O Coração na Yoga - Pedro Kupfer
autoconhecimento

O Coração na Yoga - Pedro Kupfer



"Quando usamos a expressão “fazer as coisas com o coração”, de modo geral nos referimos a agir com a motivação certa, desde uma postura de franqueza e honestidade. Por outro lado, dizer que alguém tem “o coração frio” aponta para uma situação em que a pessoa totalmente centrada no próprio interesse, ou que não tem sensibilidade, ou que age com frieza e egoísmo, sem levar em conta os demais.

Nas escrituras do Yoga a palavra coração sempre aparece vinculada à consciência, ou a uma maneira de se referir a ela a partir do corpo. Por exemplo, o Yogasūtra (III:35), afirma que “[meditando no] coração, o yogui  adquire conhecimento da própria Consciência”.

Por outro lado, a Śvetaśvatara Upaniṣad (II:8), um texto muito mais antigo que o próprio Yogasūtra, ensina o seguinte: “Mantendo o corpo firme, como as três partes eretas [tronco, pescoço e cabeça], o sábio dirige os sentidos e a mente ao interior do coração. Brahman é o barco em que ele atravessa o rio do medo”.

Assim, vemos que o coração ocupa um lugar central no processo do autoconhecimento, pois é uma referência, um ponto de conjunção, digamos assim, entre corpo, mente e Consciência.
Por exemplo, quando nos referimos a nós mesmos, apontamos naturalmente com as mãos para o coração. Quando precisamos fazer referência às coisas do
ego, também apontamos para o coração.

A Kaṭha Upaniṣad (I:2:20), outro texto antiquíssimo de Yoga, declara que o coração é o lar da Consciência: “Menor que o infinitesimal, maior que o grandioso, o Ser reside no coração de todas as criaturas. Aquele que domina [a identificação com] seus próprios desejos liberta-se de todo sofrimento e, com a mente e os sentidos em paz, percebe a grandeza do Ser”. Assim, podemos considerar que o coração seja uma espécie de ponte entre o finito e o infinito, entre o corpo-mente e o Ser.

Na fisiologia sutil do Haṭha Yoga, fala-se do “nó” (granthi) do chakra cardíaco que limita, através dos karmas, a experiência da consciência ilimitada apenas ao ego, à mente ou ao corpo físico.

Usando diferentes ferramentas, o yogui tenta cortar esse nó e se libertar dele.

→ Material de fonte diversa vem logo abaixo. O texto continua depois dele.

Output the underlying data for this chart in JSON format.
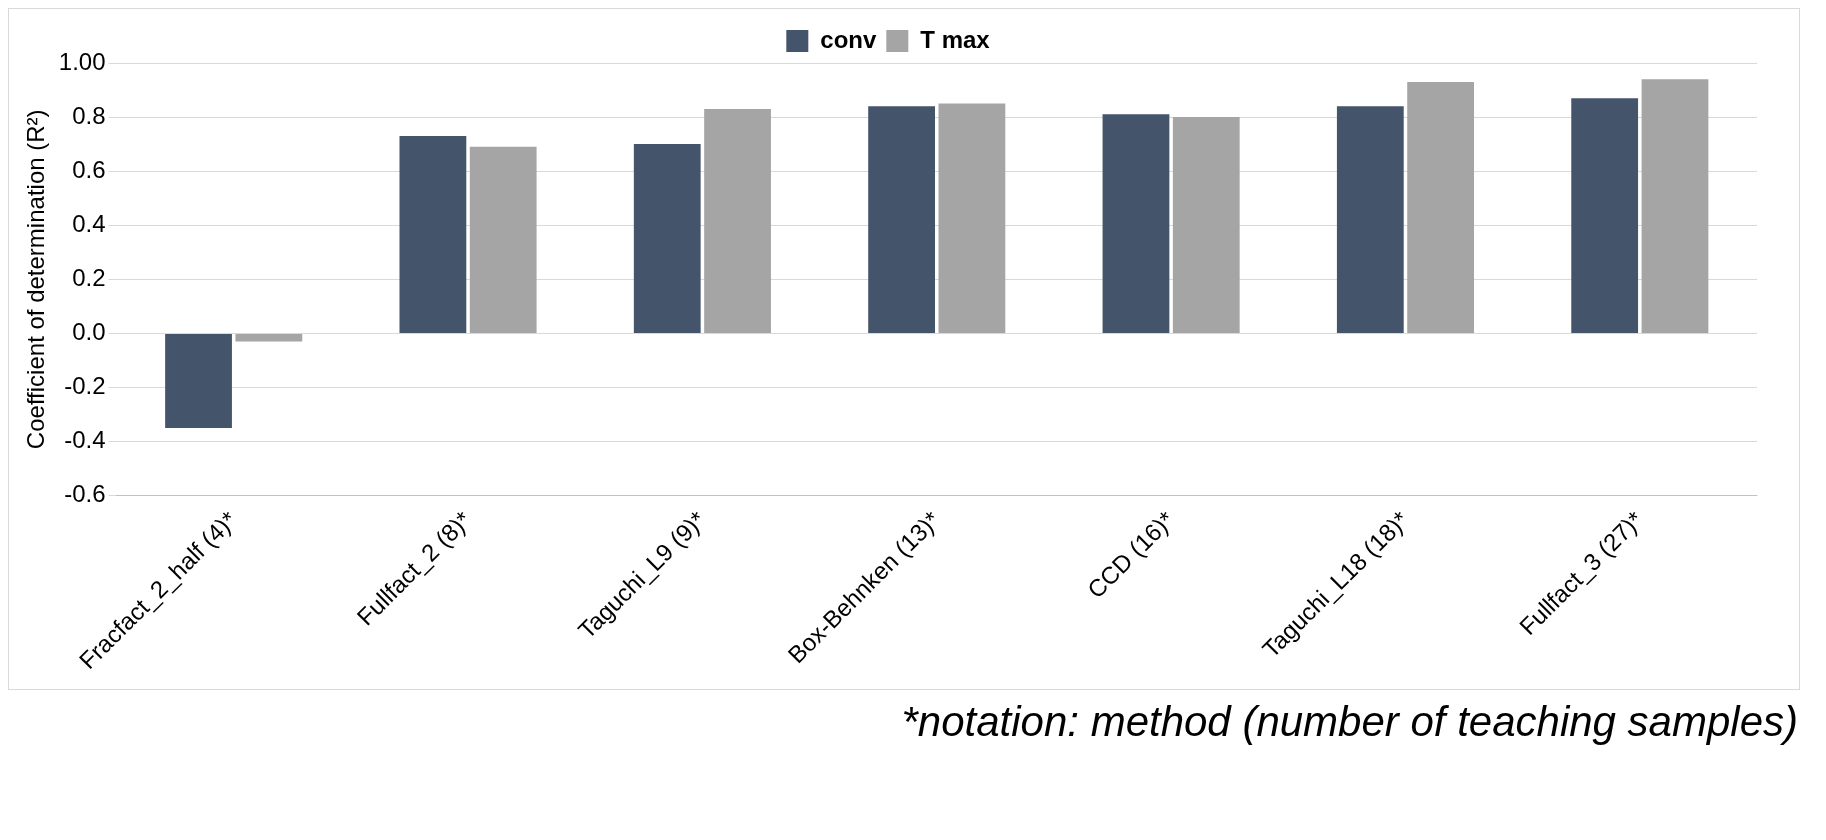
{
  "chart_data": {
    "type": "bar",
    "ylabel": "Coefficient of determination (R²)",
    "categories": [
      "Fracfact_2_half (4)*",
      "Fullfact_2 (8)*",
      "Taguchi_L9 (9)*",
      "Box-Behnken (13)*",
      "CCD (16)*",
      "Taguchi_L18 (18)*",
      "Fullfact_3 (27)*"
    ],
    "series": [
      {
        "name": "conv",
        "color": "#44546a",
        "values": [
          -0.35,
          0.73,
          0.7,
          0.84,
          0.81,
          0.84,
          0.87
        ]
      },
      {
        "name": "T max",
        "color": "#a5a5a5",
        "values": [
          -0.03,
          0.69,
          0.83,
          0.85,
          0.8,
          0.93,
          0.94
        ]
      }
    ],
    "ylim": [
      -0.6,
      1.0
    ],
    "yticks": [
      -0.6,
      -0.4,
      -0.2,
      {
        "value": 0,
        "label": "0.0"
      },
      0.2,
      0.4,
      0.6,
      0.8,
      {
        "value": 1,
        "label": "1.00"
      }
    ],
    "grid": "y",
    "legend": "top",
    "annotations": [
      "*notation: method (number of teaching samples)"
    ]
  }
}
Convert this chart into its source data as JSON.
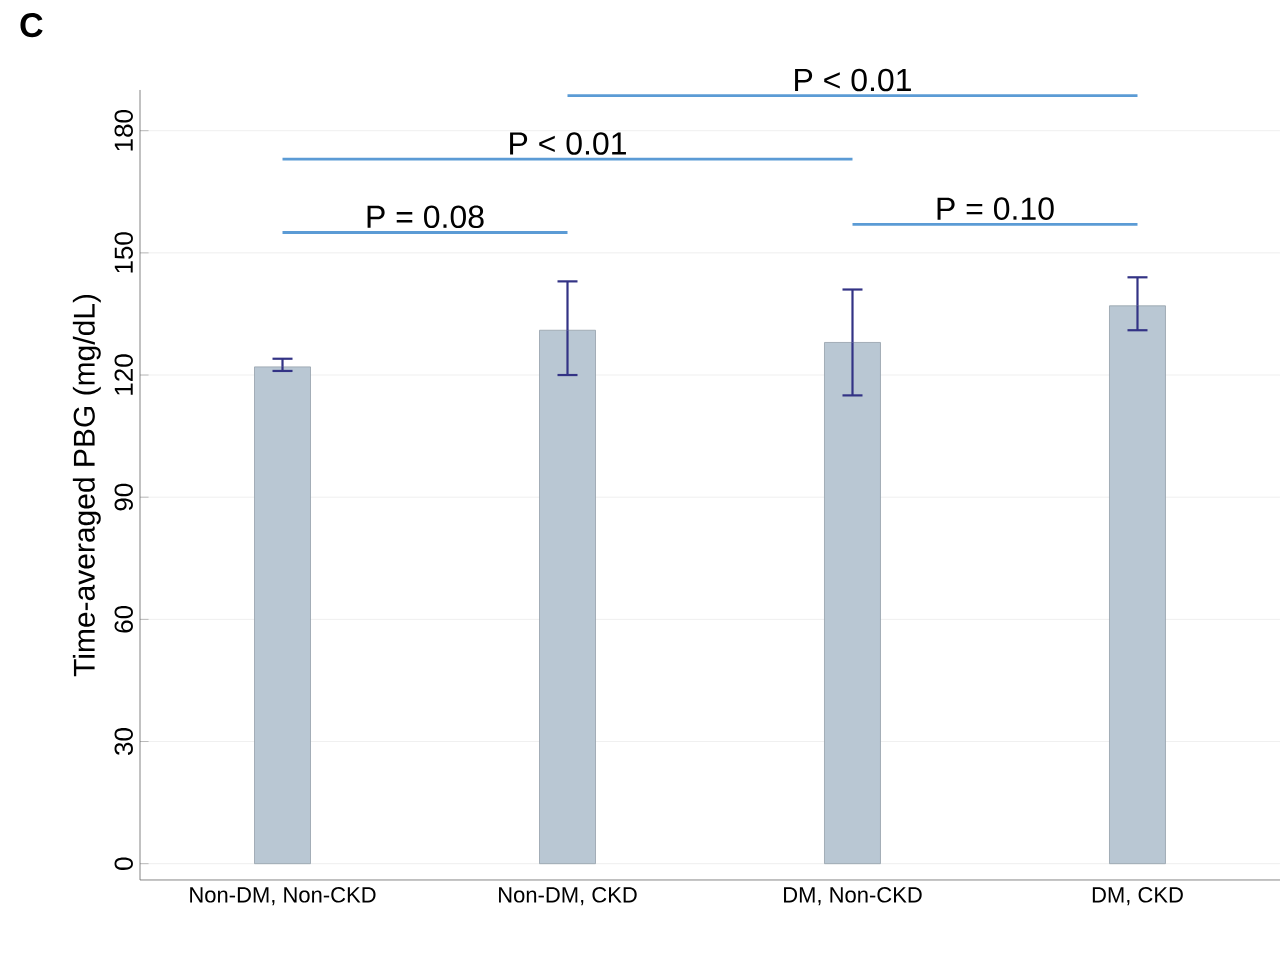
{
  "chart_data": {
    "type": "bar",
    "title": "C",
    "ylabel": "Time-averaged PBG (mg/dL)",
    "categories": [
      "Non-DM, Non-CKD",
      "Non-DM, CKD",
      "DM, Non-CKD",
      "DM, CKD"
    ],
    "values": [
      122,
      131,
      128,
      137
    ],
    "errors": [
      [
        121,
        124
      ],
      [
        120,
        143
      ],
      [
        115,
        141
      ],
      [
        131,
        144
      ]
    ],
    "color": "#b9c7d3",
    "ylim": [
      -4,
      190
    ],
    "yticks": [
      0,
      30,
      60,
      90,
      120,
      150,
      180
    ],
    "grid": "y",
    "annotations": [
      "P = 0.08",
      "P < 0.01",
      "P < 0.01",
      "P = 0.10"
    ]
  }
}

Porém, essa escravidão é aparente, mesmo quando para a pessoa identificada com seus condicionamentos essa seja a única realidade. Essa situação acontece porque ela está enredada nos próprios karmas e não enxergar além deles.
O desejo de vencer a morte, de compreender o que há antes e depois dessa passagem, é tão antigo quanto universal. Na tradição da Índia, “vencer a morte” significa abrir o coração, como fica claro nesta outra passagem da obra que acabamos de citar: “Desfazendo os nós que estrangulam do coração, o mortal torna-se imortal. Essa é a síntese dos ensinamentos das escrituras” (II:3:15).
Os “nós que estrangulam o coração” são as falsas crenças, os condicionamentos e ideias equivocadas que temos sobre nós mesmos."